I particularly liked the "extra keys in most cases" bit. I think the important thing is not necessarily to look for a tune that mixes harmonically with the previous tune but to ensure you don't pick one that clashes with it! That said, going up a 4th or a 5th does sound lovely sometimes
From: El Hombre on 27th Apr 2009 14:32.57 Didn't understand any of that. Can you explain it again to me from the begining.
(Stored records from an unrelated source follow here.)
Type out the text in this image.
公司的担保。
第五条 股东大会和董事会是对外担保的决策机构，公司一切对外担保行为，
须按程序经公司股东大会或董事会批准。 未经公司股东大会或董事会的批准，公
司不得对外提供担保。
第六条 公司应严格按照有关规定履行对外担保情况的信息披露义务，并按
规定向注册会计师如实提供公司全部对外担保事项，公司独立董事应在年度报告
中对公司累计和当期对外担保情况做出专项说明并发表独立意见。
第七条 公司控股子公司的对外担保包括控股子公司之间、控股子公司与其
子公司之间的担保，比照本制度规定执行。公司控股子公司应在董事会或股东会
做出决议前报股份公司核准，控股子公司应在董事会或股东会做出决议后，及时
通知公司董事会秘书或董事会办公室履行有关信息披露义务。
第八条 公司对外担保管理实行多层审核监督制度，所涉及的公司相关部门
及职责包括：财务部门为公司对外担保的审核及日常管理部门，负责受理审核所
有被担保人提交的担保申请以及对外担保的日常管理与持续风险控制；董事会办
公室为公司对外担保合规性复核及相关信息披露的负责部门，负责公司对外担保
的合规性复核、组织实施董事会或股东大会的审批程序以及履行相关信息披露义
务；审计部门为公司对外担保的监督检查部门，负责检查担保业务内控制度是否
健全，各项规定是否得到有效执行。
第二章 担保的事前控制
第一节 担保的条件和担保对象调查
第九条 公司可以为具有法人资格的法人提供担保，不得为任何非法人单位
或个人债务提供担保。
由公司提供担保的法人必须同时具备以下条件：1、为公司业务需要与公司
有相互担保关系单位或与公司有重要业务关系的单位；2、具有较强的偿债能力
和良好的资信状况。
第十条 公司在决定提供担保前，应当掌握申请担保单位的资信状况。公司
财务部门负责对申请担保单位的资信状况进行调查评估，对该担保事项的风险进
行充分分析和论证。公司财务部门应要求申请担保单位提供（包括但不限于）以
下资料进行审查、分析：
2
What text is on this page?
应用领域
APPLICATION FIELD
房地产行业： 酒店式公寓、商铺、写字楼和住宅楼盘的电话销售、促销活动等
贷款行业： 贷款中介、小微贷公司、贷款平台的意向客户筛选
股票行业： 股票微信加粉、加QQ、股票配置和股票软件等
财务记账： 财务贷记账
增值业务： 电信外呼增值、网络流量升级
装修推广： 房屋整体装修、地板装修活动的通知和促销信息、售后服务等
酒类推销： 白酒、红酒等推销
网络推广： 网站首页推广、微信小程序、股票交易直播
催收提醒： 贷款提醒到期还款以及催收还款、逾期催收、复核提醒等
From: profbarkingmad on 5th May 2009 20:45.43 This reminds me of a related technique/theory that I have dabbled with for some time. Pitch and tempo are two sides of the same coin. Speed up a beat and eventually it becomes a pitch (ever clocked up a digital delay so fast that the echoes become a note?). This is probably more useful for music production than for live DJing, unless there is a digital deck unit out there somewhere with tempo to pitch sync software built in. Take the note A, 440Hz (cycles per second), then there will be 440X60 = 2640 cycles per minute. If we keep dividing by a whole number (2 is the obvious starter), then dividing by 256 produces 103.125 cycles (or beats!) per minute. In other words, a tune in the key of A has a natural tempo of 103.125 bpm, so that there are an exact number of cycles of the note inside each beat. This sounds REALLY tight! Of course, related harmonic keys such as C or G work just as well at this tempo, or you can calculate using the number 3 or factors like 3/2. The basic formula is:-
Tempo = pitchX60/256 or Tempo = pitchX0.234375
The table for the 12 keys in standard equally-tempered pitch i (you might want to re-check my calculations) is:-
A(440) =103.125bpm
Bflat(466.164)=109.257bpm
B(493.883)=115.754bpm
C(523.251)=122.637bpm
Csharp(554.365)=129.929bpm
D(587.330)=137.655bpm
Eflat(622.254)=145.841bpm
E(659.255)=154.513bpm
F(698.456)=163.701bpm
Fsharp(739.989)=173.435bpm
G(793.991)=183.748bpm
we used call this the god chart!
Obviously you can divide/multiply by 2 (or3) to get faster/slower tempos, and it's not limited to standard concert pitch (440), just re-calculate - I will trawl the web to see if any bit of kit has this facility built in yet.